Brand had a phenomenal literary success, and people became curious to know what Ibsen's next play would be. The dramatist, about this time, was relieved of financial worry by two money grants, one from the Norwegian government and the other from the Scientific Society of Trondhjem. This enabled him to give to his work an unfettered mind. He went with his family to Frascati, where, in the Palazzo rooms, he looked many feet down upon the Mediterranean, and pondered his new drama. He preserved a profound silence about the content of the play, and begged his publisher, Hegel, to create as much mystery about it as possible.
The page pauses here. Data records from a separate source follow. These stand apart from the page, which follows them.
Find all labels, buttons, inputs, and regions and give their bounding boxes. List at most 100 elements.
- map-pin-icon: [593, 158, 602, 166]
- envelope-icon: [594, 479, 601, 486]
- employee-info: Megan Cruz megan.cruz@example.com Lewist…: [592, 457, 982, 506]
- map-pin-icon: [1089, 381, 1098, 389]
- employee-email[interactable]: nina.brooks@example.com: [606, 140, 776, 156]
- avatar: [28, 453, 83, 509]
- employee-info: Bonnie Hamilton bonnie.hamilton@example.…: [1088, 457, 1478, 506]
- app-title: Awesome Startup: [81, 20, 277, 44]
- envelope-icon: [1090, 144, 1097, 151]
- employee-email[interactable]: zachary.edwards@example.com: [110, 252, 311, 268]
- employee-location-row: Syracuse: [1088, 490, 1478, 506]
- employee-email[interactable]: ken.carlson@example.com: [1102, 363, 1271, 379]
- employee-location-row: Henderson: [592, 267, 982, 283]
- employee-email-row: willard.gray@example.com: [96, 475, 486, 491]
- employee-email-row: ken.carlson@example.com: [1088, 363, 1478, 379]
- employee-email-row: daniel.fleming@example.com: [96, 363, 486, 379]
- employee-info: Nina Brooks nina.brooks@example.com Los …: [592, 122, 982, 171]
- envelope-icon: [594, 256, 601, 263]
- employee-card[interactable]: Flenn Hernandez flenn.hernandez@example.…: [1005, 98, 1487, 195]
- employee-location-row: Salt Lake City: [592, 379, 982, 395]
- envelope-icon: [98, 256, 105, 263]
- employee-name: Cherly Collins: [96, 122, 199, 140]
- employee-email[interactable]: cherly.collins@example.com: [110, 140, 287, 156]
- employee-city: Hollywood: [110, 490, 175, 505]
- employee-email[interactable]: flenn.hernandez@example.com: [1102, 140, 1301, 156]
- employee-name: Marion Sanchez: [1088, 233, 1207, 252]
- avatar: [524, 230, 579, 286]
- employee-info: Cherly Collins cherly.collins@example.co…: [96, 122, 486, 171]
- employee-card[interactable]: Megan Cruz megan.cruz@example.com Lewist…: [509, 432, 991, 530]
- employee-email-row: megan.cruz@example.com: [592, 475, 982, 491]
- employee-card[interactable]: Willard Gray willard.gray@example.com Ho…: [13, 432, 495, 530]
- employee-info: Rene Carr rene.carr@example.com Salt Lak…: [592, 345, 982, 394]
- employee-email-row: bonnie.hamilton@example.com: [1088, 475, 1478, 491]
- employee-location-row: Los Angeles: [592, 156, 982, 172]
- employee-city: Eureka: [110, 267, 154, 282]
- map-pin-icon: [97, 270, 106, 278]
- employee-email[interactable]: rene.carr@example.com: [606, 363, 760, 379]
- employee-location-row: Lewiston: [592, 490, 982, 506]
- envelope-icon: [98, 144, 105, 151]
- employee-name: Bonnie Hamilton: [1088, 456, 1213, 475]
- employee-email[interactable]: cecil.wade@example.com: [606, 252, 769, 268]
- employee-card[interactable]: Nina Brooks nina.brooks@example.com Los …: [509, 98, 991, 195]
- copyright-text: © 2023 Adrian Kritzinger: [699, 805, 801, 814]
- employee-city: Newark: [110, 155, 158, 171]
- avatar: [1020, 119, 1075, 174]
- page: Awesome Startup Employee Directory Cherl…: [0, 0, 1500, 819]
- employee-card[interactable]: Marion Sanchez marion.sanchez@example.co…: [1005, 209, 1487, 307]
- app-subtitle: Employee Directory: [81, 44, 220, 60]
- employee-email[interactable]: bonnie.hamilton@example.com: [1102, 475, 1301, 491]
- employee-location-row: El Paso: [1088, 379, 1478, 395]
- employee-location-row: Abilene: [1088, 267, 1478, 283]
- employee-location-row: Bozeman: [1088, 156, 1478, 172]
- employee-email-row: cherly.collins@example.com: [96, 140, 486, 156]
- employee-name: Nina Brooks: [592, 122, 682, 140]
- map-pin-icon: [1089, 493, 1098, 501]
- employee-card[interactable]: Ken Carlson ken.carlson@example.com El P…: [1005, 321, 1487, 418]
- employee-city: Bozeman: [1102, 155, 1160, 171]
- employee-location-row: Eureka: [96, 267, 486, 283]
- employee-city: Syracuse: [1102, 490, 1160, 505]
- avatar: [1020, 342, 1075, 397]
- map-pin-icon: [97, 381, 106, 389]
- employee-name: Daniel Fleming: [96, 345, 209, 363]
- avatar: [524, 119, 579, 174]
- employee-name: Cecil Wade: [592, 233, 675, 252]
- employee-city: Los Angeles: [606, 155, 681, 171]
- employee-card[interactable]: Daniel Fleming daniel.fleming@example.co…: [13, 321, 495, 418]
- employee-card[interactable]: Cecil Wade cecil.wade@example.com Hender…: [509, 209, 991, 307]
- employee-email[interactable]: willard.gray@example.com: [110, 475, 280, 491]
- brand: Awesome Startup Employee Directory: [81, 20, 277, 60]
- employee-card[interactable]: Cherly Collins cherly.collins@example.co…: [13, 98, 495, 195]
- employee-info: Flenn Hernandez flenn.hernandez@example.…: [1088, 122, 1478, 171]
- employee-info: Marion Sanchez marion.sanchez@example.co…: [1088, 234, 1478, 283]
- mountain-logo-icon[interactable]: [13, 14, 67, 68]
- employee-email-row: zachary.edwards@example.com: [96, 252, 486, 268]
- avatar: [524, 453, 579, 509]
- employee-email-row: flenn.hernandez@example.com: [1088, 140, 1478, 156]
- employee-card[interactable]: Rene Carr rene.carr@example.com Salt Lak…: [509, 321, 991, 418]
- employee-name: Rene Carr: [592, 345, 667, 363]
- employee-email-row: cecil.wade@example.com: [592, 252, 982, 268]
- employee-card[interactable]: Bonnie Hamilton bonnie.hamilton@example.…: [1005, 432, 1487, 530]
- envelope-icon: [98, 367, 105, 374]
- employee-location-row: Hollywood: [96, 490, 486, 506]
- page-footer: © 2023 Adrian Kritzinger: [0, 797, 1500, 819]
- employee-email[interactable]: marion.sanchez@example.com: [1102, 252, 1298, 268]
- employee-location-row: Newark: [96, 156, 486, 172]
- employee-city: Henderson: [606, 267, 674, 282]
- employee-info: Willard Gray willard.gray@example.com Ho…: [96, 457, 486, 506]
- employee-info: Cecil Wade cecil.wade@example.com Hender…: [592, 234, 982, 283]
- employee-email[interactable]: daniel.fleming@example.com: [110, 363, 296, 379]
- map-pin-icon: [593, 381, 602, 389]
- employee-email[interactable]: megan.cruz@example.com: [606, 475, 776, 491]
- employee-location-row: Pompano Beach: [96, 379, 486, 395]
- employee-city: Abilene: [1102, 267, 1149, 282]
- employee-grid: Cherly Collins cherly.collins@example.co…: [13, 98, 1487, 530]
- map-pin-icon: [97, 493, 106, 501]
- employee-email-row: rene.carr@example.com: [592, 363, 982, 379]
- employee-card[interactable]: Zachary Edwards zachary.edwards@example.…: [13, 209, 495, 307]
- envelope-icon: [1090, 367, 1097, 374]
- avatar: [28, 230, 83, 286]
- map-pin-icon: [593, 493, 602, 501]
The portrayal of the Gynt family is known to be based on Henrik Ibsen's own family and childhood memories; in a letter to Georg Brandes, Ibsen wrote that his own family and childhood had served "as some kind of model" for the Gynt family. In a letter to Peter Hansen, Ibsen confirmed that the character Åse, Peer Gynt's mother, was based on his own mother, Marichen Altenburg. The character Jon Gynt is considered to be based on Ibsen's father Knud Ibsen, who was a rich merchant before he went bankrupt. Even the name of the Gynt family's ancestor, the prosperous Rasmus Gynt, is borrowed from the Ibsen's family's earliest known ancestor. Thus, the character Peer Gynt could be interpreted as being an ironic representation of Henrik Ibsen himself. There are striking similarities to Ibsen's own life; Ibsen himself spent 27 years living abroad and was never able to face his hometown again.